Bezetting mediapark voor NOS-hoofdkantoor
Journalistiek en radicaal-rechts: waakhond van de macht, of schoothond?
Speech van Martijn Dekker, zaterdag 27 september 2025
Het ging weer goed mis in de media na de moord op de ultraconservatieve influencer Charlie Kirk. Met de vraag “Wie was Charlie Kirk?!” verspreidden de media—soms argeloos, soms doelbewust—extreemrechtse propaganda. Deze fascist en mede-organisator van de 6 januari bestorming van het Capitool werd afgeschilderd als: “Hij zocht het debat.” Serieus?! Er is altijd discussie over wie wel en niet aandacht moeten krijgen in de media, met welk verhaal, en hoe ”bepaalde politici en hun achterban wel een platform krijgen, en anderen worden doodgezwegen”. Politici hebben de media nodig, zowel traditionele (televisie, radio, krant) als nieuwe (sociale media), alles kan stemmen opleveren.

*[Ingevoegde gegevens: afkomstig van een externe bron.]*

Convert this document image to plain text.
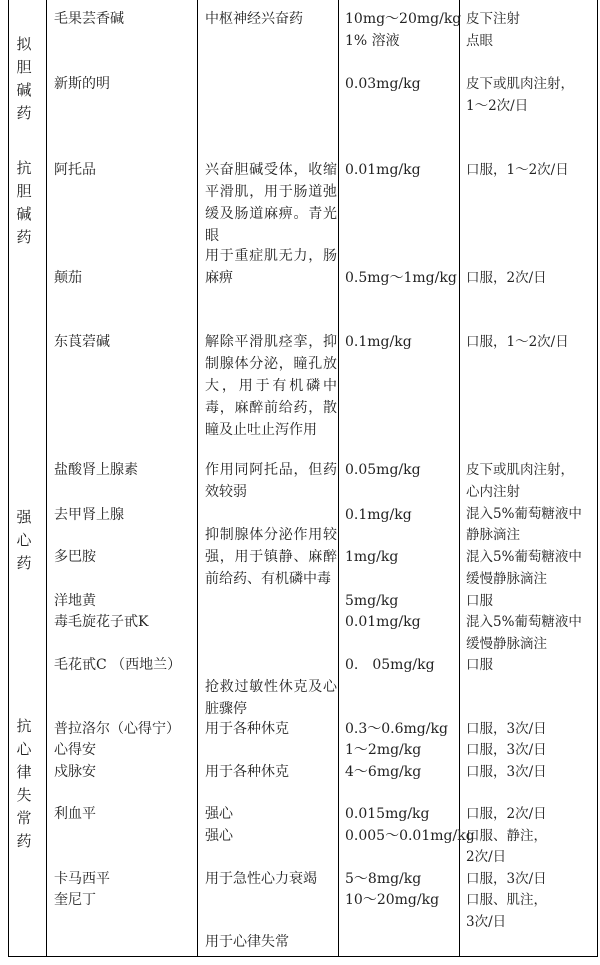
拟
胆
碱
药
抗
胆
碱
药
强
心
药
抗
心
律
失
常
药
毛果芸香碱
新斯的明
阿托品
颠茄
东莨菪碱
盐酸肾上腺素
去甲肾上腺
多巴胺
洋地黄
毒毛旋花子甙K
毛花甙C （西地兰）
普拉洛尔（心得宁）
心得安
戍脉安
利血平
卡马西平
奎尼丁
中枢神经兴奋药
兴奋胆碱受体，收缩平滑肌，用于肠道弛缓及肠道麻痹。青光眼
用于重症肌无力，肠麻痹
解除平滑肌痉挛，抑制腺体分泌，瞳孔放大，用于有机磷中毒，麻醉前给药，散瞳及止吐止泻作用
作用同阿托品，但药效较弱
抑制腺体分泌作用较强，用于镇静、麻醉前给药、有机磷中毒
抢救过敏性休克及心脏骤停
用于各种休克
用于各种休克
强心
强心
用于急性心力衰竭
用于心律失常
10mg～20mg/kg
1% 溶液
0.03mg/kg
0.01mg/kg
0.5mg～1mg/kg
0.1mg/kg
0.05mg/kg
0.1mg/kg
1mg/kg
5mg/kg
0.01mg/kg
0.　05mg/kg
0.3～0.6mg/kg
1～2mg/kg
4～6mg/kg
0.015mg/kg
0.005～0.01mg/kg
5～8mg/kg
10～20mg/kg
皮下注射
点眼
皮下或肌肉注射，
1～2次/日
口服，1～2次/日
口服，2次/日
口服，1～2次/日
皮下或肌肉注射，
心内注射
混入5%葡萄糖液中
静脉滴注
混入5%葡萄糖液中
缓慢静脉滴注
口服
混入5%葡萄糖液中
缓慢静脉滴注
口服
口服，3次/日
口服，3次/日
口服，3次/日
口服，2次/日
口服、静注，
2次/日
口服，3次/日
口服、肌注，
3次/日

Ondertussen hebben burgers belang bij onafhankelijke kritische media die niet alleen rapporteren, maar die ook analyseren en informeren. Een democratie staat of valt—letterlijk—met onafhankelijke journalistiek. In principe benaderen journalisten politieke actoren met een gezond wantrouwen, vanwege hun belang bij hoe nieuws over hen wordt gebracht. Maar in deze tijd winnen de kliks, de kijkcijfers en de algoritmes van de economische logica het van democratische en politieke logica. In haar boek “Alle journalistiek is activisme” stelt journalist Frederieke Geerdink (2025) dat journalisten zichzelf graag zien als bevragers van de macht, maar zijn zij in werkelijkheid vooral doorgeefluik van de macht. “Onafhankelijke” journalistiek is veelal helemaal niet in lijn met de beroepsethiek. De Nederlandse Vereniging van Journalisten vatte deze samen in tien argumenten waarmee journalisten onderbouwen dat ze betrouwbaar, en verifieerbaar werken: zaken als het beschermen van privacy en van bronnen, waarheid zoeken op basis van feiten, en feiten van meningen onderscheiden. Ook mogen journalisten “niet aanzetten tot haat, discriminatie en racisme”. Inderdaad, precies de kenmerken van radicaal-rechts. Volgens hoogleraar Cas Mudde, specialist in radicaal-rechts, moet dit verschijnsel met nóg meer wantrouwen benaderd worden, vanwege hun complottheorieën en leugens, en vanwege hun vijandigheid tegen instituties en democratische waarden. Wie onafhankelijke journalistiek wil bedrijven moet ervoor waken zelf geen doorgeefluik van extreemrechts gedachtengoed te worden.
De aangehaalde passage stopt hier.